As a street skateboarding purist, raised with the old disdain for the mainstream, Sablone had mixed feelings about the Olympics. She has held such feelings about contests for years, choosing to compete in events such as the X Games as a way to make money because female skaters couldn’t get endorsement deals that always went to men. She pushed to make the first U.S. Olympic team because street skateboarding’s first appearance in the Games seemed like something too important to miss.

But then she made Monday’s final and was in fourth place before her final trick, the lone adult still on a leader board filled with teens. She looked at the numbers and made a quick calculation. She could try something safe and hope to put herself in position to win a medal, but that seemed risky given the way Nishiya, Leal and 16-year-old eventual bronze medalist Funa Nakayama of Japan were landing outlandish tricks.

She decided to go for something big, a trick known as a kickflip backside 50-50 on a wide railing built onto the course. She knew she could do it, and for a moment it seemed she might — before she tumbled to the ground trying to land the attempt. The first Olympic medals would not belong to the past era of street skateboarding.

She picked up her board and walked to U.S. Coach Mimi Knoop, a contemporary from the old days. They hugged. She had done all she could. It was now the teenagers’ time.

Outside the skateboarding stadium, Nishya and Leal walked through a forest of adults, their country’s flags wrapped around their shoulders. All around them, grown-ups pushed, clutching microphones and cameras, asking questions, snapping photos.
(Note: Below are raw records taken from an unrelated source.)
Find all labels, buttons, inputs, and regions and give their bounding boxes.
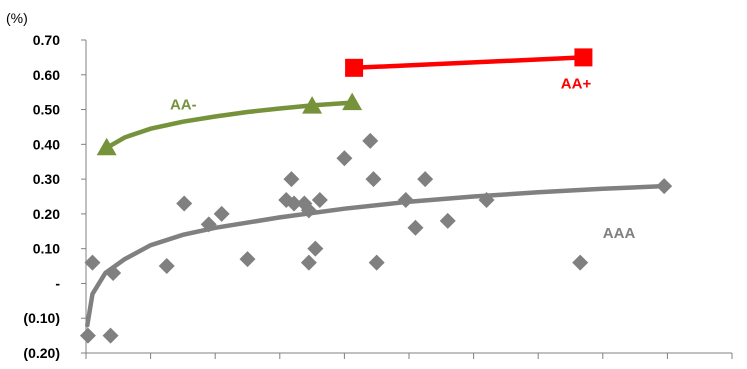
y-tick-label: 0.70 — [33, 32, 60, 48]
y-unit-label: (%) — [6, 10, 28, 26]
series-labels: AAA AA- AA+ — [170, 76, 635, 243]
aaa-data-point — [300, 202, 317, 219]
y-tick-label: 0.30 — [33, 171, 60, 187]
aa-plus-data-point — [345, 58, 364, 77]
aaa-data-point — [572, 254, 589, 271]
aaa-data-point — [336, 150, 353, 167]
aaa-data-point — [300, 254, 317, 271]
aaa-data-point — [102, 327, 119, 344]
aaa-data-point — [407, 219, 424, 236]
aaa-data-point — [362, 132, 379, 149]
series-points — [79, 48, 673, 344]
y-tick-label: 0.10 — [33, 241, 60, 257]
aaa-data-point — [417, 171, 434, 188]
aaa-data-point — [79, 327, 96, 344]
aaa-data-point — [84, 254, 101, 271]
x-tick-marks — [85, 353, 733, 359]
aa-minus-data-point — [96, 137, 117, 156]
y-tick-label: (0.10) — [23, 310, 60, 326]
aa-minus-series-line — [104, 100, 355, 151]
aaa-data-point — [158, 258, 175, 275]
aaa-data-point — [176, 195, 193, 212]
aaa-data-point — [213, 205, 230, 222]
y-tick-label: - — [55, 275, 60, 291]
y-tick-labels: 0.70 0.60 0.50 0.40 0.30 0.20 0.10 - (0.10) (0.20… — [23, 32, 86, 361]
aaa-data-point — [656, 178, 673, 195]
aaa-data-point — [307, 240, 324, 257]
aa-plus-data-point — [574, 48, 593, 67]
aaa-data-point — [200, 216, 217, 233]
aa-plus-series-line — [353, 55, 584, 71]
aaa-data-point — [283, 171, 300, 188]
y-tick-label: 0.60 — [33, 67, 60, 83]
aaa-data-point — [239, 251, 256, 268]
y-tick-label: (0.20) — [23, 345, 60, 361]
series-label: AA+ — [561, 76, 592, 93]
series-label: AA- — [170, 97, 197, 114]
aaa-data-point — [397, 191, 414, 208]
y-tick-label: 0.50 — [33, 102, 60, 118]
aaa-data-point — [365, 171, 382, 188]
y-tick-label: 0.20 — [33, 206, 60, 222]
aaa-data-point — [286, 195, 303, 212]
y-tick-label: 0.40 — [33, 136, 60, 152]
aaa-data-point — [478, 191, 495, 208]
aa-minus-data-point — [342, 92, 363, 111]
aaa-data-point — [105, 265, 122, 282]
aaa-data-point — [311, 191, 328, 208]
series-label: AAA — [603, 225, 636, 242]
aaa-data-point — [439, 212, 456, 229]
aaa-data-point — [368, 254, 385, 271]
aa-minus-data-point — [302, 96, 323, 114]
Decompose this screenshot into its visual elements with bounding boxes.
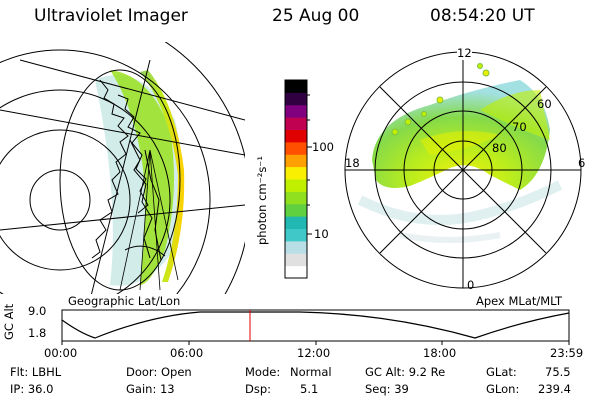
colorbar-tick-100: 100: [312, 140, 334, 154]
colorbar-cell: [285, 216, 307, 230]
colorbar-cell: [285, 117, 307, 131]
colorbar-cell: [285, 265, 307, 279]
mlt-label-0: 0: [467, 278, 475, 292]
colorbar: [284, 79, 312, 279]
time-tick-2359: 23:59: [550, 346, 584, 360]
altitude-ytick-min: 1.8: [28, 326, 47, 340]
colorbar-cell: [285, 104, 307, 118]
colorbar-cell: [285, 240, 307, 254]
colorbar-cell: [285, 129, 307, 143]
colorbar-cell: [285, 80, 307, 93]
glat-value: 75.5: [545, 365, 571, 379]
polar-map: [344, 51, 582, 289]
gc-alt-info: GC Alt: 9.2 Re: [365, 365, 446, 379]
dsp-label: Dsp:: [245, 382, 272, 396]
glon-value: 239.4: [538, 382, 571, 396]
colorbar-cell: [285, 154, 307, 168]
gain-info: Gain: 13: [126, 382, 175, 396]
lat-label-60: 60: [537, 97, 552, 111]
colorbar-cell: [285, 92, 307, 106]
altitude-ylabel: GC Alt: [2, 303, 16, 340]
colorbar-cell: [285, 203, 307, 217]
door-info: Door: Open: [126, 365, 192, 379]
apex-caption: Apex MLat/MLT: [476, 294, 563, 308]
time-label: 08:54:20 UT: [430, 6, 535, 26]
colorbar-cell: [285, 253, 307, 267]
colorbar-unit-label: photon cm⁻²s⁻¹: [255, 156, 269, 245]
mlt-label-12: 12: [457, 46, 472, 60]
time-tick-1800: 18:00: [423, 346, 457, 360]
glon-label: GLon:: [486, 382, 520, 396]
time-tick-1200: 12:00: [297, 346, 331, 360]
lat-label-70: 70: [512, 120, 527, 134]
geographic-map: [0, 42, 245, 294]
colorbar-cell: [285, 179, 307, 192]
altitude-ytick-max: 9.0: [28, 304, 47, 318]
time-tick-0600: 06:00: [170, 346, 204, 360]
colorbar-cell: [285, 141, 307, 155]
altitude-curve: [61, 311, 570, 339]
emission-main: [110, 70, 174, 285]
filter-info: Flt: LBHL: [10, 365, 62, 379]
time-tick-0000: 00:00: [44, 346, 78, 360]
geographic-caption: Geographic Lat/Lon: [68, 294, 181, 308]
altitude-plot: [61, 309, 570, 345]
date-label: 25 Aug 00: [272, 6, 360, 26]
glat-label: GLat:: [486, 365, 517, 379]
dsp-value: 5.1: [300, 382, 319, 396]
colorbar-cell: [285, 191, 307, 205]
colorbar-cell: [285, 166, 307, 180]
mlt-label-18: 18: [345, 156, 360, 170]
ip-info: IP: 36.0: [10, 382, 54, 396]
mode-label: Mode:: [245, 365, 281, 379]
colorbar-cell: [285, 228, 307, 242]
mode-value: Normal: [290, 365, 332, 379]
mlt-label-6: 6: [578, 156, 586, 170]
colorbar-tick-10: 10: [314, 227, 329, 241]
emission-limb: [140, 70, 185, 282]
instrument-title: Ultraviolet Imager: [34, 6, 188, 26]
seq-info: Seq: 39: [365, 382, 409, 396]
lat-label-80: 80: [492, 141, 507, 155]
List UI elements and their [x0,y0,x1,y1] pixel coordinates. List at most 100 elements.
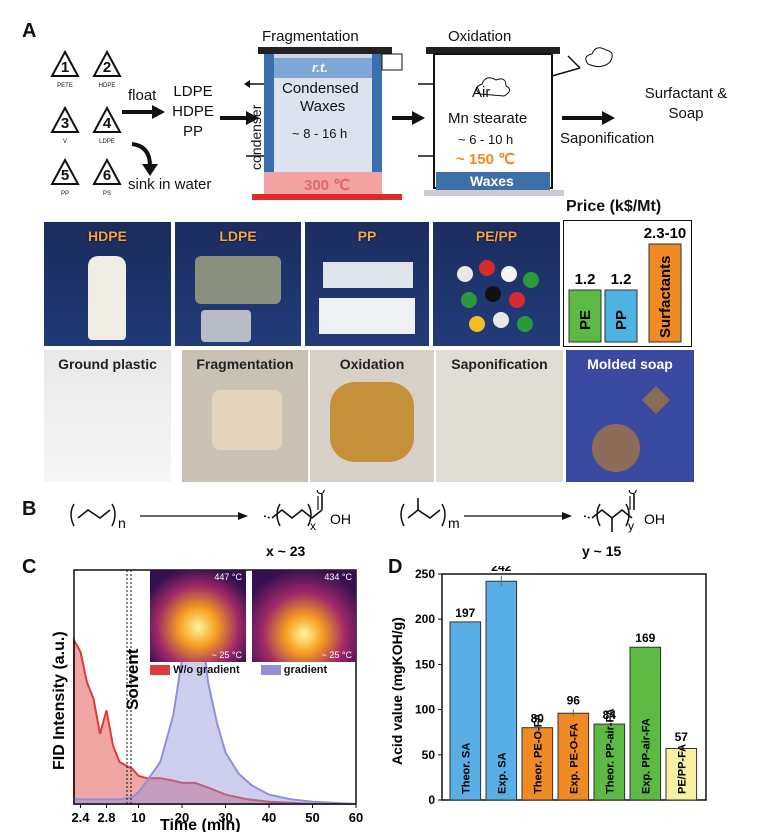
saponification-label: Saponification [560,130,655,147]
bar-3 [521,727,554,801]
bar-value-label: 80 [531,712,545,726]
chromatogram-xlabel: Time (min) [160,817,241,832]
photo-saponification: Saponification [436,350,563,482]
left-oh: OH [330,511,351,527]
to-oxidation-arrow [392,111,425,125]
price-chart: 1.2 1.2 2.3-10 PE PP Surfactants [563,220,692,347]
series-area-wo-gradient [73,636,356,805]
bar-value-label: 96 [567,694,581,708]
saponification-arrow [562,111,615,125]
price-bar-surfactants [648,243,682,343]
solvent-label: Solvent [123,648,142,710]
left-n-sub: n [118,515,126,531]
photo-saponification-caption: Saponification [451,356,548,372]
thermal-image-left: 447 °C ~ 25 °C [150,570,246,662]
photo-pp: PP [305,222,429,346]
recycling-symbol-2: 2 HDPE [92,50,122,89]
recycling-code: V [62,139,67,145]
chromatogram-chart: FID Intensity (a.u.) Time (min) 2.4 2.8 10… [51,569,363,832]
price-label-pp: PP [613,310,630,330]
float-arrow [122,105,165,119]
photo-fragmentation-caption: Fragmentation [196,356,294,372]
chromatogram-legend: W/o gradient gradient [150,664,327,676]
panel-d-letter: D [388,556,403,578]
left-o: O [316,490,325,497]
to-reactor-arrow [220,111,259,125]
y-tick-label: 200 [415,612,435,626]
x-tick-label: 2.8 [97,810,115,825]
panel-a-letter: A [22,20,37,42]
float-products: LDPE HDPE PP [168,82,218,142]
bar-category-label: Exp. SA [496,752,508,794]
legend-gradient: gradient [283,664,328,676]
right-oh: OH [644,511,665,527]
recycling-code: LDPE [99,139,115,145]
recycling-number: 6 [102,167,112,184]
oxidation-time: ~ 6 - 10 h [458,132,514,147]
bar-category-label: Exp. PE-O-FA [568,723,580,794]
bar-value-label: 84 [603,708,617,722]
x-tick-label: 60 [349,810,363,825]
recycling-symbol-6: 6 PS [92,158,122,197]
oxidation-catalyst: Mn stearate [448,110,528,127]
bar-category-label: Theor. SA [460,743,472,794]
condensed-label: Condensed [282,80,359,97]
x-tick-label: 30 [218,810,232,825]
thermal-left-min: ~ 25 °C [211,650,242,660]
y-tick-label: 0 [428,793,435,807]
bar-5 [593,723,626,801]
right-m-sub: m [448,515,460,531]
recycling-number: 4 [102,115,112,132]
photo-pe-pp: PE/PP [433,222,560,346]
bar-1 [449,621,482,801]
photo-pe-pp-caption: PE/PP [475,228,518,244]
bar-value-label: 197 [455,606,475,620]
legend-swatch-gradient [260,665,281,676]
recycling-code: HDPE [98,83,116,89]
price-bar-pp [604,289,638,343]
fragmentation-temp: 300 ℃ [304,177,351,194]
photo-hdpe: HDPE [44,222,171,346]
condenser-label: condenser [248,104,264,170]
price-value-pp: 1.2 [611,271,632,288]
thermal-left-max: 447 °C [214,572,242,582]
sink-arrow [131,142,158,176]
acid-value-chart: 0 50 100 150 200 250 Acid value (mgKOH/g) 197 Th… [389,566,707,807]
photo-ground-caption: Ground plastic [58,356,157,372]
bar-value-label: 57 [675,730,689,744]
acid-chart-ylabel: Acid value (mgKOH/g) [389,617,405,765]
photo-molded-soap: Molded soap [566,350,694,482]
recycling-number: 1 [60,59,70,76]
product-ldpe: LDPE [173,83,213,100]
price-bar-pe [568,289,602,343]
product-pp: PP [182,123,203,140]
oxidation-temp: ~ 150 ℃ [456,151,515,168]
recycling-code: PP [60,191,69,197]
bar-6 [629,646,662,801]
product-hdpe: HDPE [172,103,214,120]
x-tick-label: 2.4 [71,810,90,825]
recycling-number: 3 [60,115,70,132]
left-caption: x ~ 23 [266,543,306,559]
right-caption: y ~ 15 [582,543,622,559]
bar-category-label: Theor. PP-air-FA [604,708,616,794]
oxidation-title: Oxidation [448,28,512,45]
photo-fragmentation: Fragmentation [182,350,308,482]
fragmentation-title: Fragmentation [262,28,359,45]
photo-oxidation: Oxidation [310,350,434,482]
recycling-number: 5 [60,167,70,184]
price-title: Price (k$/Mt) [566,198,662,215]
bar-category-label: Theor. PE-O-FA [532,713,544,794]
bar-category-label: Exp. PP-air-FA [640,718,652,794]
bar-value-label: 242 [491,566,511,574]
photo-ldpe: LDPE [175,222,301,346]
fragmentation-time: ~ 8 - 16 h [292,126,348,141]
recycling-symbol-5: 5 PP [50,158,80,197]
products-label: Surfactant & Soap [644,85,728,122]
recycling-symbol-1: 1 PETE [50,50,80,89]
recycling-number: 2 [102,59,112,76]
photo-molded-soap-caption: Molded soap [587,356,673,372]
panel-b-letter: B [22,498,37,520]
photo-pp-caption: PP [357,228,377,244]
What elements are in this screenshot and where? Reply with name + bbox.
The champions looked a little happy, a little scared and a little confused. Everything was moving fast now, their spheres getting larger, Leal’s wish of going back to being the “little girl” fading with each moment.

Skateboarding was changing fast; the old way of young bros with their own special entitlement had disappeared. The Olympics had solidified skateboarding as a women’s world, too. And they were going to be the ones to lead it.